As shown in Figure 4, described in step 5, build the likelihood probability of each frame fundamental frequency state with frequency matching function, and use corpus to add up transition probability between each fundamental frequency state and fundamental frequency numerical value, specifically comprise the steps:
First, the basis of frequency matching function builds the likelihood probability of each fundamental frequency state, i.e. observation probability, in time frequency unit u (c, m), there is single pitch period τ 1likelihood probability such as formula shown in (4).There are two each and every one pitch period τ in time frequency unit u (c, m) simultaneously 1and τ 2likelihood probability such as formula shown in (5).
p ( x | ω 1 ) = Σ c ∈ Φ c F ( c , m , τ 1 ) · L ( c , m ) Σ C ∈ Φ c L ( c , m ) - - - ( 4 )
g ( x | ω 2 ) = Σ c ∈ Φ c m a x { F ( c , m , τ 1 ) , F ( c , m , τ 2 ) } · L ( c , m ) Σ c ∈ Φ c L ( c , m ) - - - ( 5 )
Wherein, x represents the voice signal observed, ω 1, ω 2be respectively single fundamental frequency state and double-basis voice frequency state; The normalization loudness that L (c, m) is each time frequency unit; Φ cfor the channel position set in two-dimentional time-frequency expression;
In above-mentioned formula, L (c, m) is the normalization loudness of each time frequency unit, and its computing formula is as follows:
L n ( c , m ) = 2 log E ( c , m ) Σ c = 1 N 2 log E ( c , m ) - - - ( 6 )
Wherein, E (c, m) represents the energy of time frequency unit u (c, m), and N is the channel number of bank of filters.
Secondly, the state of the fundamental frequency of every frame may be present among three kinds of spaces, i.e. zero-base frequency, single fundamental frequency and double-basis space frequently:
Ω=Ω 0∪Ω 1∪Ω 2
Transition probability between three fundamental frequency states is that the statistics of database by marking with fundamental frequency obtains:
Wherein, Ω ifundamental frequency state space, p ijrepresent from fundamental frequency state space Ω ito fundamental frequency state space Ω jtransition probability.
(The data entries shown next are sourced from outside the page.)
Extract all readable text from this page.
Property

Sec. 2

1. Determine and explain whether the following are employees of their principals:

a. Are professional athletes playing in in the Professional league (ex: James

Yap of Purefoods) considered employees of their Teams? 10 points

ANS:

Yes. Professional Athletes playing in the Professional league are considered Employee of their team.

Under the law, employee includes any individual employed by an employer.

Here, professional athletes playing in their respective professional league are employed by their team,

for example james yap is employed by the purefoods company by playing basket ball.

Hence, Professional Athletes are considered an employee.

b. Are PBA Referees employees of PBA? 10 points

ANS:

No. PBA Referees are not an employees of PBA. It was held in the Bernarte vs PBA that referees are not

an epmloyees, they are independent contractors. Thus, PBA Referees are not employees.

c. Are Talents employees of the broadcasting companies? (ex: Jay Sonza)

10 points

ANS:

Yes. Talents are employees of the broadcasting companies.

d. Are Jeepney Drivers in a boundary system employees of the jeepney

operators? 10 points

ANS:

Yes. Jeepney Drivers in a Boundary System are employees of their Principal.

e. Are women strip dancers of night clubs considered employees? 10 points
Likelihood probability carried out described in step 6 strengthening to carry out reduction doubling time mistake, then the likelihood probability after enhancing be combined with transition probability, and use the many pitch contours of hidden Markov model to current speech to extract, as shown in Figure 5, step comprises:
First, strengthen single fundamental frequency likelihood probability function, formula is for shown in formula (7):
p e n ( x | { τ 1 } ) = p ( x | { τ 1 } ) - α · m a x m = 2 , ... , 7 p ( x | { τ 1 / m } ) - - - ( 7 )
Wherein, the scope of m is 2 ~ 7, and represent that the doubling time mistake only caused for the harmonic wave of 2 ~ 7 times strengthens, α is pre-determined factor, adopts the numerical value between 0.6 ~ 0.8.
The meaning that this formula represents strengthens the likelihood probability of a single fundamental frequency state, the candidate pitch period τ of the present invention in formula (4) 11/m position functional value in find that maximum value, a coefficient is multiplied by this numerical value and using result of product as frequency matching adjusted value, described coefficient can adopt the numerical value between 0.6 ~ 0.8, then deduct on the frequency matching functional value at former candidate pitch period point place adjusted value be enhanced after frequency matching functional value.
Secondly, to double-basis frequently likelihood probability function strengthen, for this reason, first double-basis frequently likelihood probability be written as two functions to add with form such as formula shown in (8):
g(x|{τ 1,τ 2})=p(x|{τ 1})+p r1,τ 2)(8)
Wherein,
p r ( τ 1 , τ 2 ) = Σ c ∈ Φ c ( F ( c , m , τ 2 ) - F ( c , m , τ 1 ) ) · L ( c , m ) Σ c ∈ Φ c L ( c , m ) - - - ( 9 )
In above-mentioned formula, τ 1and τ 2be the pitch period point of two candidates, g (x|{ τ 1, τ 2) represent the likelihood probability observing voice signal x on these two candidate pitch period points.
Then, two functions are strengthened by the method for formula (7) respectively, and obtain the result of formula (10):
g en(x|{τ 1,τ 2})=p en(x|{τ 1})+p r_en1,τ 2)(10)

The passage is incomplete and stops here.